Balthus before Balthus

My Louvre by Antoine Compagnon

Balthus before Balthus

I confess I had never stopped in this room, which, for that matter, isn’t really a room but rather a hallway between the David and Ingres rooms on the second floor of the southern Sully wing. I spoke long ago of the Boilly paintings hidden away in an alcove that opens onto this vestibule (Sully, room 938), because I had taken an interest in its depictions of the Parisian small trades and sought it out. But, unable to step back and see them at one glance, I had often passed by these Pierre de Valenciennes without noticing them (Sully, room 936). What a mistake! Both walls are entirely covered with Italian landscapes, each more felicitous, more peaceful than the last: Lake Nemi, the Villa Borghese, the Villa Farnese, the Colosseum, Etna—a whole Grand Tour. The artist made these plein air works for himself in the 1780s to remember, to stock up on images.
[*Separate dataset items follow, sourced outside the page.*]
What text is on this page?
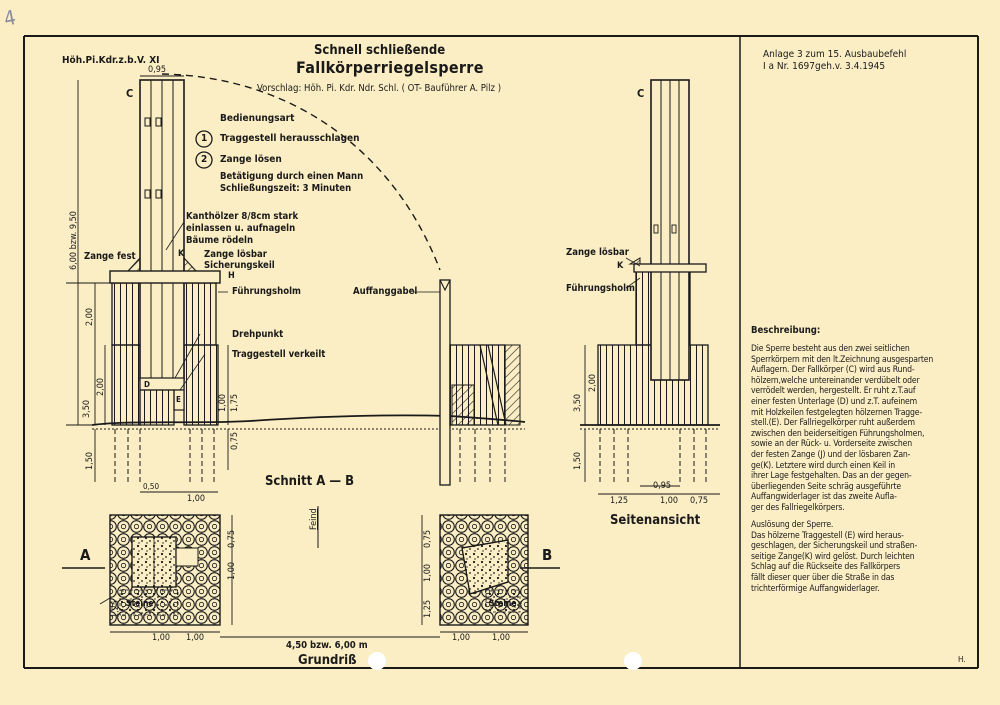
Höh.Pi.Kdr.z.b.V. XI
Schnell schließende
Fallkörperriegelsperre
Vorschlag: Höh. Pi. Kdr. Ndr. Schl. ( OT- Bauführer A. Pilz )
Anlage 3 zum 15. Ausbaubefehl
I a Nr. 1697geh.v. 3.4.1945
Bedienungsart
1 Traggestell herausschlagen
2 Zange lösen
Betätigung durch einen Mann
Schließungszeit: 3 Minuten
C
Kanthölzer 8/8cm stark
einlassen u. aufnageln
Bäume rödeln
Zange fest	K Zange lösbar
Sicherungskeil
H
Führungsholm
Drehpunkt
Traggestell verkeilt
D
E
Auffanggabel
Schnitt A — B
Feind
C
Zange lösbar
K
Führungsholm
Seitenansicht
A	B
Steine	Steine
Grundriß
4,50 bzw. 6,00 m
0,95
6,00 bzw. 9,50
2,00
3,50
2,00
1,50
1,00 1,75
0,75
0,50
1,00
3,50
2,00
1,50
1,25
0,95
1,00 0,75
0,75
1,00
1,25
1,00 1,00
0,75
1,00
1,25
1,00 1,00
Beschreibung:
Die Sperre besteht aus den zwei seitlichen
Sperrkörpern mit den lt.Zeichnung ausgesparten
Auflagern. Der Fallkörper (C) wird aus Rund-
hölzern,welche untereinander verdübelt oder
verrödelt werden, hergestellt. Er ruht z.T.auf
einer festen Unterlage (D) und z.T. aufeinem
mit Holzkeilen festgelegten hölzernen Tragge-
stell.(E). Der Fallriegelkörper ruht außerdem
zwischen den beiderseitigen Führungsholmen,
sowie an der Rück- u. Vorderseite zwischen
der festen Zange (J) und der lösbaren Zan-
ge(K). Letztere wird durch einen Keil in
ihrer Lage festgehalten. Das an der gegen-
überliegenden Seite schräg ausgeführte
Auffangwiderlager ist das zweite Aufla-
ger des Fallriegelkörpers.
Auslösung der Sperre.
Das hölzerne Traggestell (E) wird heraus-
geschlagen, der Sicherungskeil und straßen-
seitige Zange(K) wird gelöst. Durch leichten
Schlag auf die Rückseite des Fallkörpers
fällt dieser quer über die Straße in das
trichterförmige Auffangwiderlager.
H.
4
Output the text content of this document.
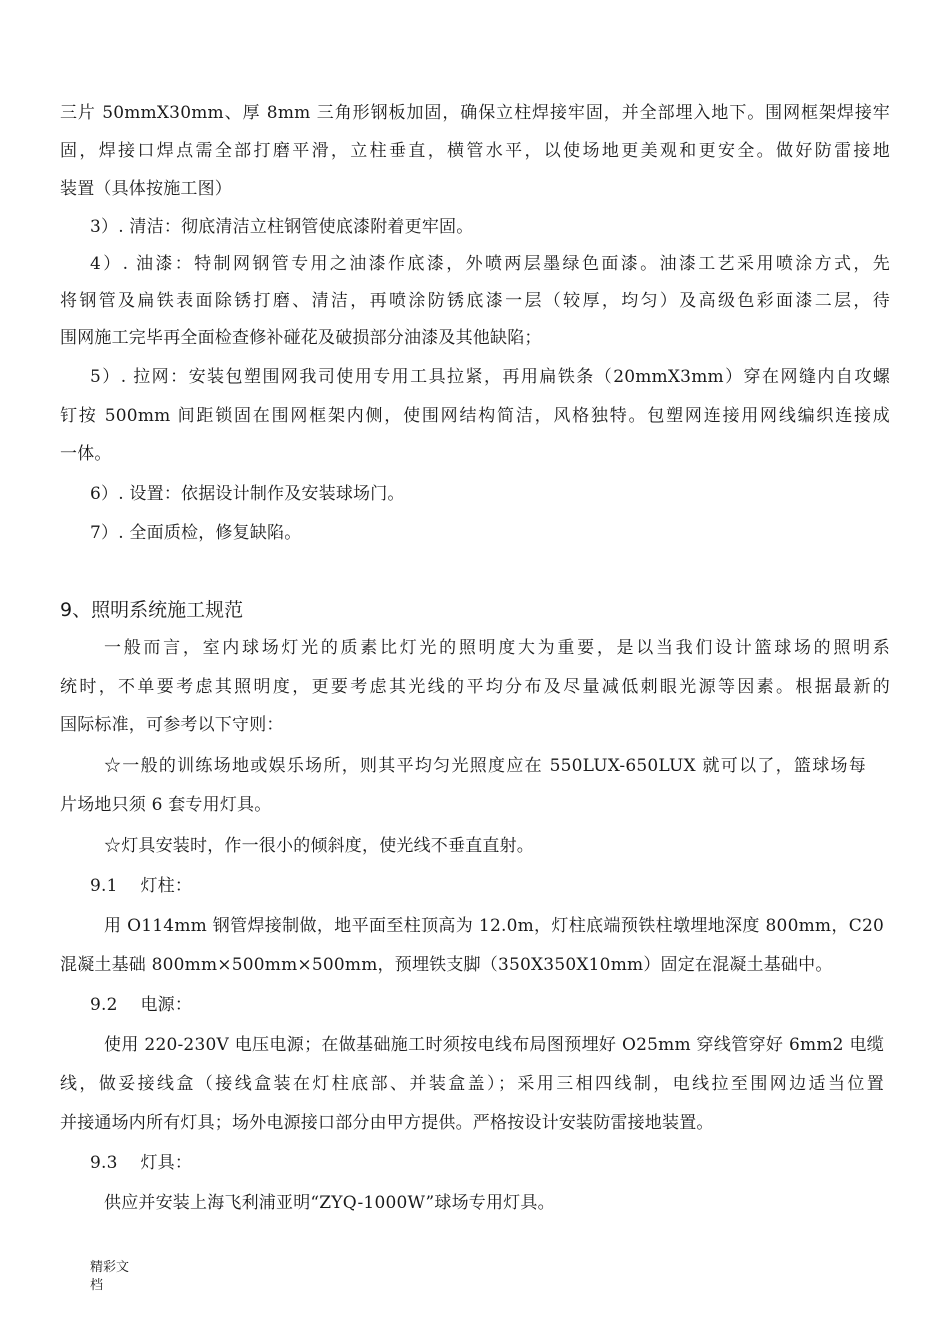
三片 50mmX30mm、厚 8mm 三角形钢板加固，确保立柱焊接牢固，并全部埋入地下。围网框架焊接牢
固，焊接口焊点需全部打磨平滑，立柱垂直，横管水平，以使场地更美观和更安全。做好防雷接地
装置（具体按施工图）
3）. 清洁：彻底清洁立柱钢管使底漆附着更牢固。
4）. 油漆：特制网钢管专用之油漆作底漆，外喷两层墨绿色面漆。油漆工艺采用喷涂方式，先
将钢管及扁铁表面除锈打磨、清洁，再喷涂防锈底漆一层（较厚，均匀）及高级色彩面漆二层，待
围网施工完毕再全面检查修补碰花及破损部分油漆及其他缺陷；
5）. 拉网：安装包塑围网我司使用专用工具拉紧，再用扁铁条（20mmX3mm）穿在网缝内自攻螺
钉按 500mm 间距锁固在围网框架内侧，使围网结构简洁，风格独特。包塑网连接用网线编织连接成
一体。
6）. 设置：依据设计制作及安装球场门。
7）. 全面质检，修复缺陷。
9、照明系统施工规范
一般而言，室内球场灯光的质素比灯光的照明度大为重要，是以当我们设计篮球场的照明系
统时，不单要考虑其照明度，更要考虑其光线的平均分布及尽量减低刺眼光源等因素。根据最新的
国际标准，可参考以下守则：
☆一般的训练场地或娱乐场所，则其平均匀光照度应在 550LUX-650LUX 就可以了，篮球场每
片场地只须 6 套专用灯具。
☆灯具安装时，作一很小的倾斜度，使光线不垂直直射。
9.1　 灯柱：
用 O114mm 钢管焊接制做，地平面至柱顶高为 12.0m，灯柱底端预铁柱墩埋地深度 800mm，C20
混凝土基础 800mm×500mm×500mm，预埋铁支脚（350X350X10mm）固定在混凝土基础中。
9.2　 电源：
使用 220-230V 电压电源；在做基础施工时须按电线布局图预埋好 O25mm 穿线管穿好 6mm2 电缆
线，做妥接线盒（接线盒装在灯柱底部、并装盒盖）；采用三相四线制，电线拉至围网边适当位置
并接通场内所有灯具；场外电源接口部分由甲方提供。严格按设计安装防雷接地装置。
9.3　 灯具：
供应并安装上海飞利浦亚明“ZYQ-1000W”球场专用灯具。
精彩文
档
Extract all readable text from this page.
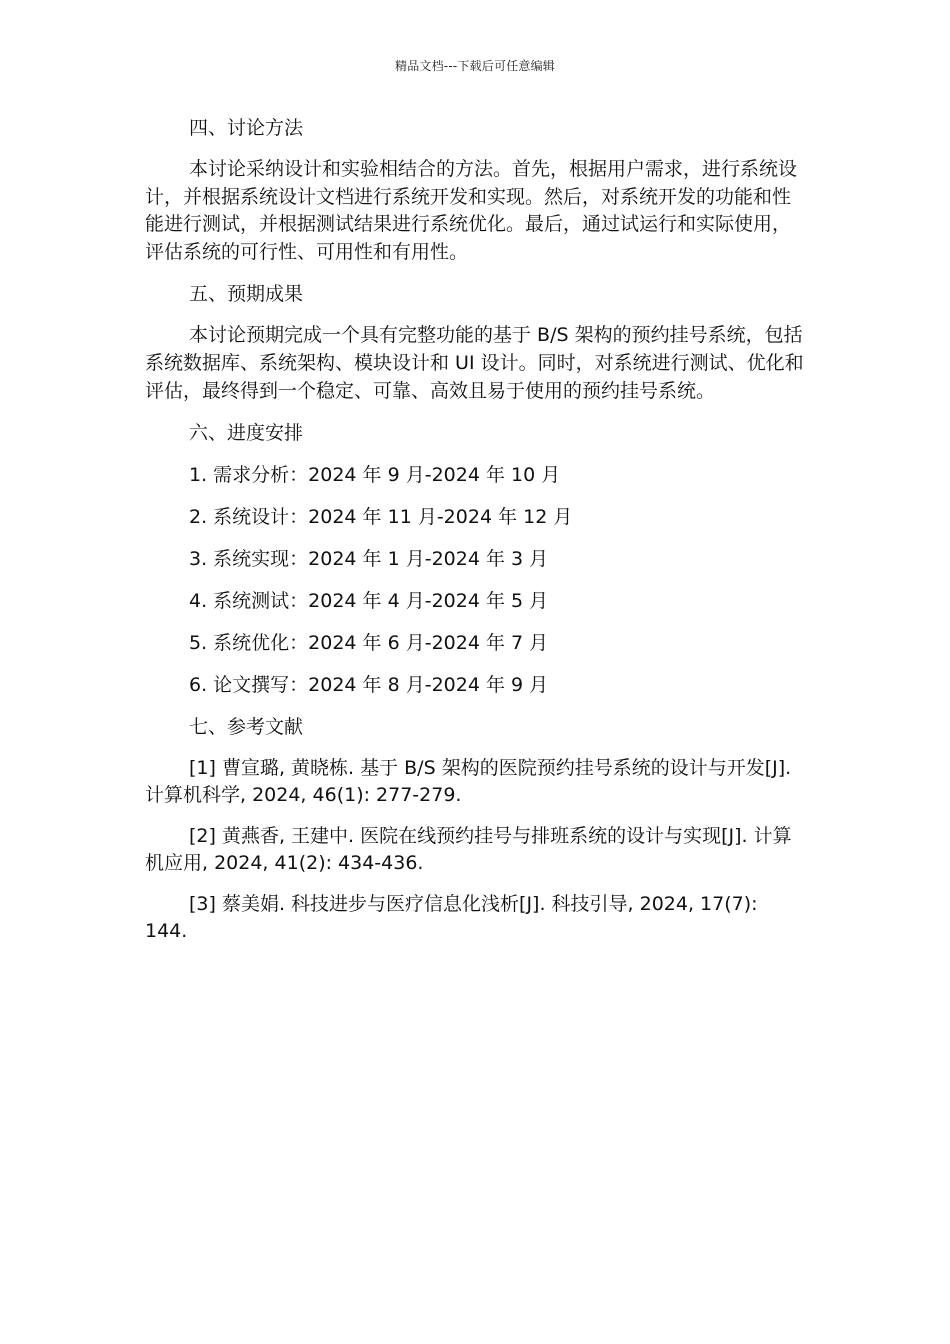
精品文档---下载后可任意编辑

四、讨论方法

本讨论采纳设计和实验相结合的方法。首先，根据用户需求，进行系统设计，并根据系统设计文档进行系统开发和实现。然后，对系统开发的功能和性能进行测试，并根据测试结果进行系统优化。最后，通过试运行和实际使用，评估系统的可行性、可用性和有用性。

五、预期成果

本讨论预期完成一个具有完整功能的基于 B/S 架构的预约挂号系统，包括系统数据库、系统架构、模块设计和 UI 设计。同时，对系统进行测试、优化和评估，最终得到一个稳定、可靠、高效且易于使用的预约挂号系统。

六、进度安排

1. 需求分析：2024 年 9 月-2024 年 10 月

2. 系统设计：2024 年 11 月-2024 年 12 月

3. 系统实现：2024 年 1 月-2024 年 3 月

4. 系统测试：2024 年 4 月-2024 年 5 月

5. 系统优化：2024 年 6 月-2024 年 7 月

6. 论文撰写：2024 年 8 月-2024 年 9 月

七、参考文献

[1] 曹宣璐, 黄晓栋. 基于 B/S 架构的医院预约挂号系统的设计与开发[J]. 计算机科学, 2024, 46(1): 277-279.

[2] 黄燕香, 王建中. 医院在线预约挂号与排班系统的设计与实现[J]. 计算机应用, 2024, 41(2): 434-436.

[3] 蔡美娟. 科技进步与医疗信息化浅析[J]. 科技引导, 2024, 17(7): 144.
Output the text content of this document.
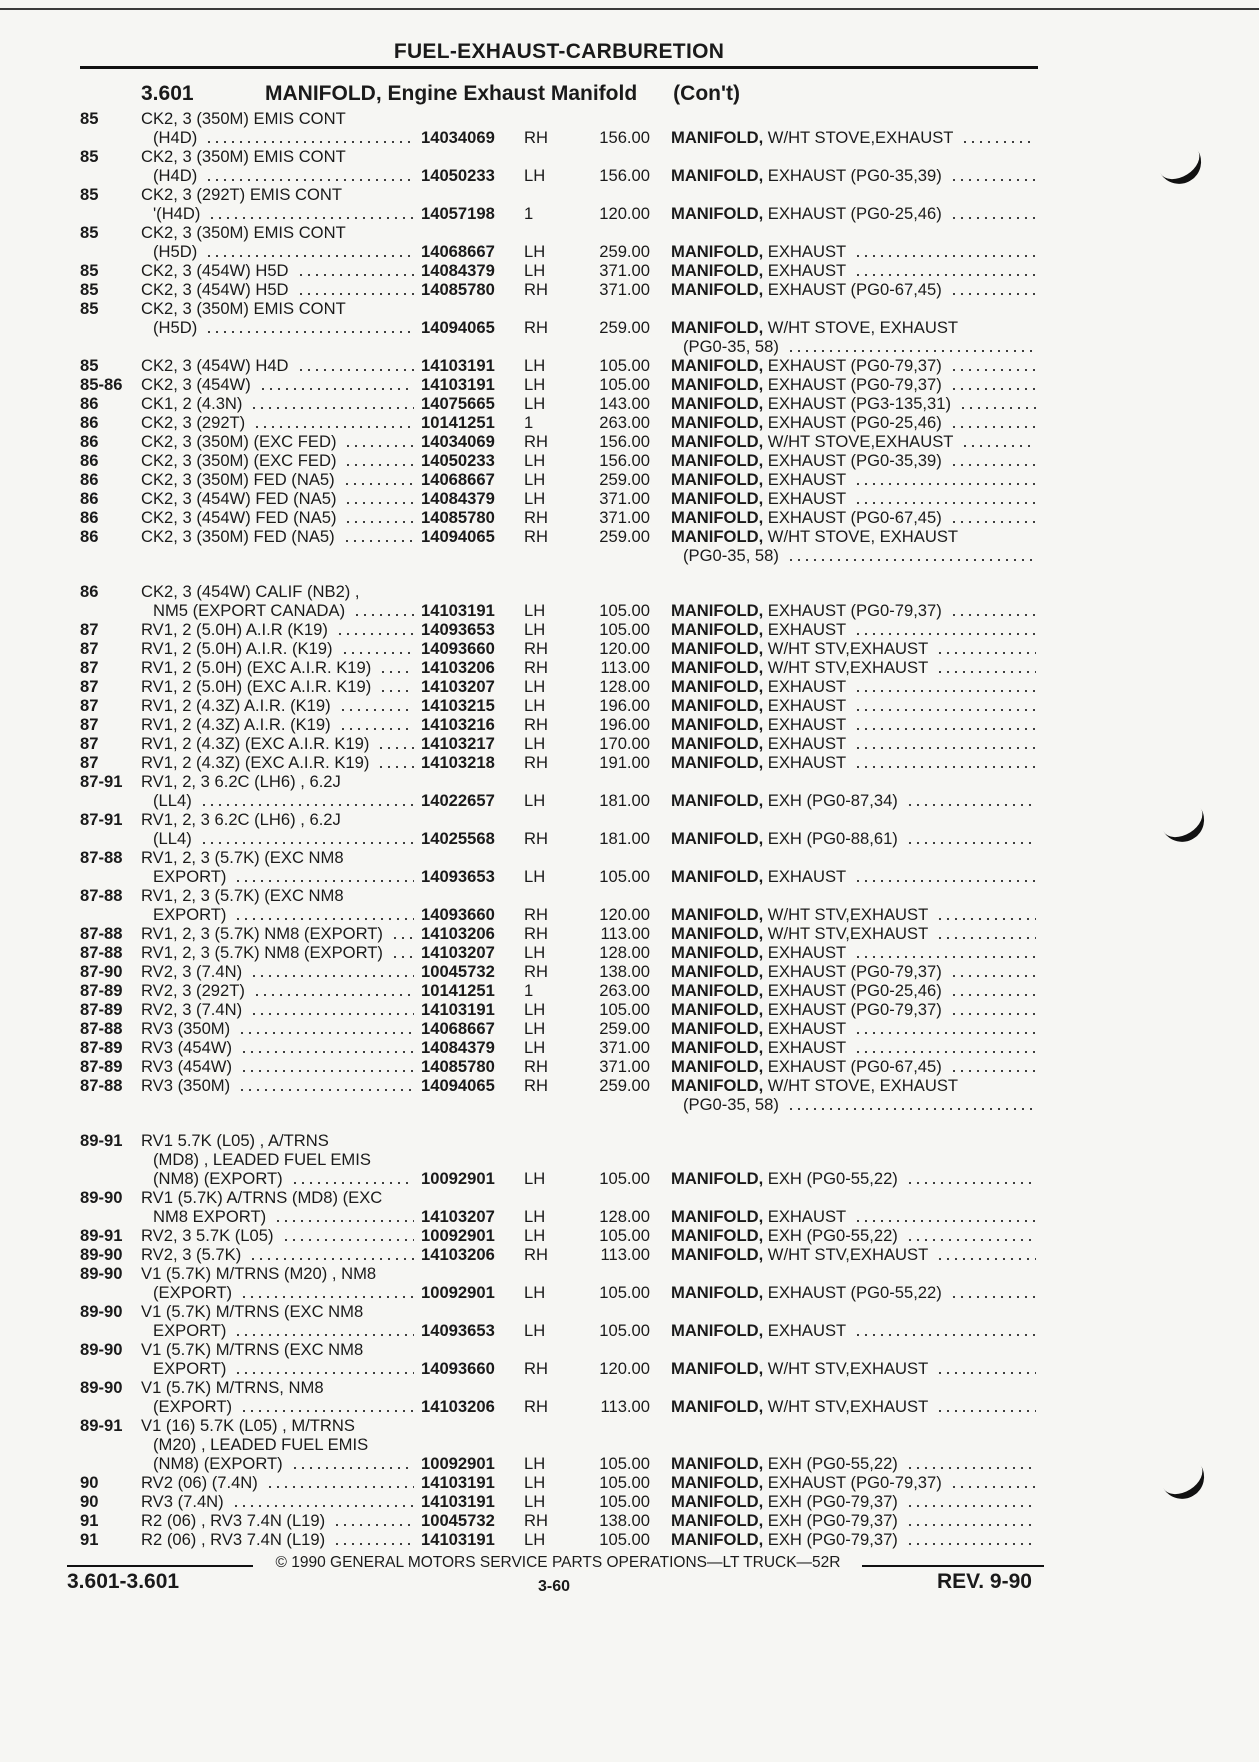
FUEL-EXHAUST-CARBURETION
3.601	MANIFOLD, Engine Exhaust Manifold (Con't)
85	CK2, 3 (350M) EMIS CONT
(H4D)	14034069 RH	156.00 MANIFOLD, W/HT STOVE,EXHAUST
85	CK2, 3 (350M) EMIS CONT
(H4D)	14050233 LH	156.00 MANIFOLD, EXHAUST (PG0-35,39)
85	CK2, 3 (292T) EMIS CONT
'(H4D)	14057198 1	120.00 MANIFOLD, EXHAUST (PG0-25,46)
85	CK2, 3 (350M) EMIS CONT
(H5D)	14068667 LH	259.00 MANIFOLD, EXHAUST
85	CK2, 3 (454W) H5D	14084379 LH	371.00 MANIFOLD, EXHAUST
85	CK2, 3 (454W) H5D	14085780 RH	371.00 MANIFOLD, EXHAUST (PG0-67,45)
85	CK2, 3 (350M) EMIS CONT
(H5D)	14094065 RH	259.00 MANIFOLD, W/HT STOVE, EXHAUST
(PG0-35, 58)
85	CK2, 3 (454W) H4D	14103191 LH	105.00 MANIFOLD, EXHAUST (PG0-79,37)
85-86 CK2, 3 (454W)	14103191 LH	105.00 MANIFOLD, EXHAUST (PG0-79,37)
86	CK1, 2 (4.3N)	14075665 LH	143.00 MANIFOLD, EXHAUST (PG3-135,31)
86	CK2, 3 (292T)	10141251 1	263.00 MANIFOLD, EXHAUST (PG0-25,46)
86	CK2, 3 (350M) (EXC FED)	14034069 RH	156.00 MANIFOLD, W/HT STOVE,EXHAUST
86	CK2, 3 (350M) (EXC FED)	14050233 LH	156.00 MANIFOLD, EXHAUST (PG0-35,39)
86	CK2, 3 (350M) FED (NA5)	14068667 LH	259.00 MANIFOLD, EXHAUST
86	CK2, 3 (454W) FED (NA5)	14084379 LH	371.00 MANIFOLD, EXHAUST
86	CK2, 3 (454W) FED (NA5)	14085780 RH	371.00 MANIFOLD, EXHAUST (PG0-67,45)
86	CK2, 3 (350M) FED (NA5)	14094065 RH	259.00 MANIFOLD, W/HT STOVE, EXHAUST
(PG0-35, 58)
86	CK2, 3 (454W) CALIF (NB2) ,
NM5 (EXPORT CANADA)	14103191 LH	105.00 MANIFOLD, EXHAUST (PG0-79,37)
87	RV1, 2 (5.0H) A.I.R (K19)	14093653 LH	105.00 MANIFOLD, EXHAUST
87	RV1, 2 (5.0H) A.I.R. (K19)	14093660 RH	120.00 MANIFOLD, W/HT STV,EXHAUST
87	RV1, 2 (5.0H) (EXC A.I.R. K19)	14103206 RH	113.00 MANIFOLD, W/HT STV,EXHAUST
87	RV1, 2 (5.0H) (EXC A.I.R. K19)	14103207 LH	128.00 MANIFOLD, EXHAUST
87	RV1, 2 (4.3Z) A.I.R. (K19)	14103215 LH	196.00 MANIFOLD, EXHAUST
87	RV1, 2 (4.3Z) A.I.R. (K19)	14103216 RH	196.00 MANIFOLD, EXHAUST
87	RV1, 2 (4.3Z) (EXC A.I.R. K19)	14103217 LH	170.00 MANIFOLD, EXHAUST
87	RV1, 2 (4.3Z) (EXC A.I.R. K19)	14103218 RH	191.00 MANIFOLD, EXHAUST
87-91 RV1, 2, 3 6.2C (LH6) , 6.2J
(LL4)	14022657 LH	181.00 MANIFOLD, EXH (PG0-87,34)
87-91 RV1, 2, 3 6.2C (LH6) , 6.2J
(LL4)	14025568 RH	181.00 MANIFOLD, EXH (PG0-88,61)
87-88 RV1, 2, 3 (5.7K) (EXC NM8
EXPORT)	14093653 LH	105.00 MANIFOLD, EXHAUST
87-88 RV1, 2, 3 (5.7K) (EXC NM8
EXPORT)	14093660 RH	120.00 MANIFOLD, W/HT STV,EXHAUST
87-88 RV1, 2, 3 (5.7K) NM8 (EXPORT) 14103206 RH	113.00 MANIFOLD, W/HT STV,EXHAUST
87-88 RV1, 2, 3 (5.7K) NM8 (EXPORT) 14103207 LH	128.00 MANIFOLD, EXHAUST
87-90 RV2, 3 (7.4N)	10045732 RH	138.00 MANIFOLD, EXHAUST (PG0-79,37)
87-89 RV2, 3 (292T)	10141251 1	263.00 MANIFOLD, EXHAUST (PG0-25,46)
87-89 RV2, 3 (7.4N)	14103191 LH	105.00 MANIFOLD, EXHAUST (PG0-79,37)
87-88 RV3 (350M)	14068667 LH	259.00 MANIFOLD, EXHAUST
87-89 RV3 (454W)	14084379 LH	371.00 MANIFOLD, EXHAUST
87-89 RV3 (454W)	14085780 RH	371.00 MANIFOLD, EXHAUST (PG0-67,45)
87-88 RV3 (350M)	14094065 RH	259.00 MANIFOLD, W/HT STOVE, EXHAUST
(PG0-35, 58)
89-91 RV1 5.7K (L05) , A/TRNS
(MD8) , LEADED FUEL EMIS
(NM8) (EXPORT)	10092901 LH	105.00 MANIFOLD, EXH (PG0-55,22)
89-90 RV1 (5.7K) A/TRNS (MD8) (EXC
NM8 EXPORT)	14103207 LH	128.00 MANIFOLD, EXHAUST
89-91 RV2, 3 5.7K (L05)	10092901 LH	105.00 MANIFOLD, EXH (PG0-55,22)
89-90 RV2, 3 (5.7K)	14103206 RH	113.00 MANIFOLD, W/HT STV,EXHAUST
89-90 V1 (5.7K) M/TRNS (M20) , NM8
(EXPORT)	10092901 LH	105.00 MANIFOLD, EXHAUST (PG0-55,22)
89-90 V1 (5.7K) M/TRNS (EXC NM8
EXPORT)	14093653 LH	105.00 MANIFOLD, EXHAUST
89-90 V1 (5.7K) M/TRNS (EXC NM8
EXPORT)	14093660 RH	120.00 MANIFOLD, W/HT STV,EXHAUST
89-90 V1 (5.7K) M/TRNS, NM8
(EXPORT)	14103206 RH	113.00 MANIFOLD, W/HT STV,EXHAUST
89-91 V1 (16) 5.7K (L05) , M/TRNS
(M20) , LEADED FUEL EMIS
(NM8) (EXPORT)	10092901 LH	105.00 MANIFOLD, EXH (PG0-55,22)
90	RV2 (06) (7.4N)	14103191 LH	105.00 MANIFOLD, EXHAUST (PG0-79,37)
90	RV3 (7.4N)	14103191 LH	105.00 MANIFOLD, EXH (PG0-79,37)
91	R2 (06) , RV3 7.4N (L19)	10045732 RH	138.00 MANIFOLD, EXH (PG0-79,37)
91	R2 (06) , RV3 7.4N (L19)	14103191 LH	105.00 MANIFOLD, EXH (PG0-79,37)
© 1990 GENERAL MOTORS SERVICE PARTS OPERATIONS—LT TRUCK—52R
3.601-3.601	3-60	REV. 9-90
Nothing better illustrates the famous douceur de vivre of the final years of the Ancien Régime than these two poplars titled Farm-buildings at the Villa Farnese—a perfect combination of the sky, the low horizon, the ocher houses and path, and the vertical lines of the two slender trees reaching toward the sky. The shadows seem to indicate late afternoon. One can see here the lesson Corot learned from Pierre de Valenciennes. Corot found in him what Théophile Gautier would later call Corot’s “bonhomie”—a spontaneity, a rejection of cliché, a presence. Later, it will be found again in landscapes by Balthus or Morandi.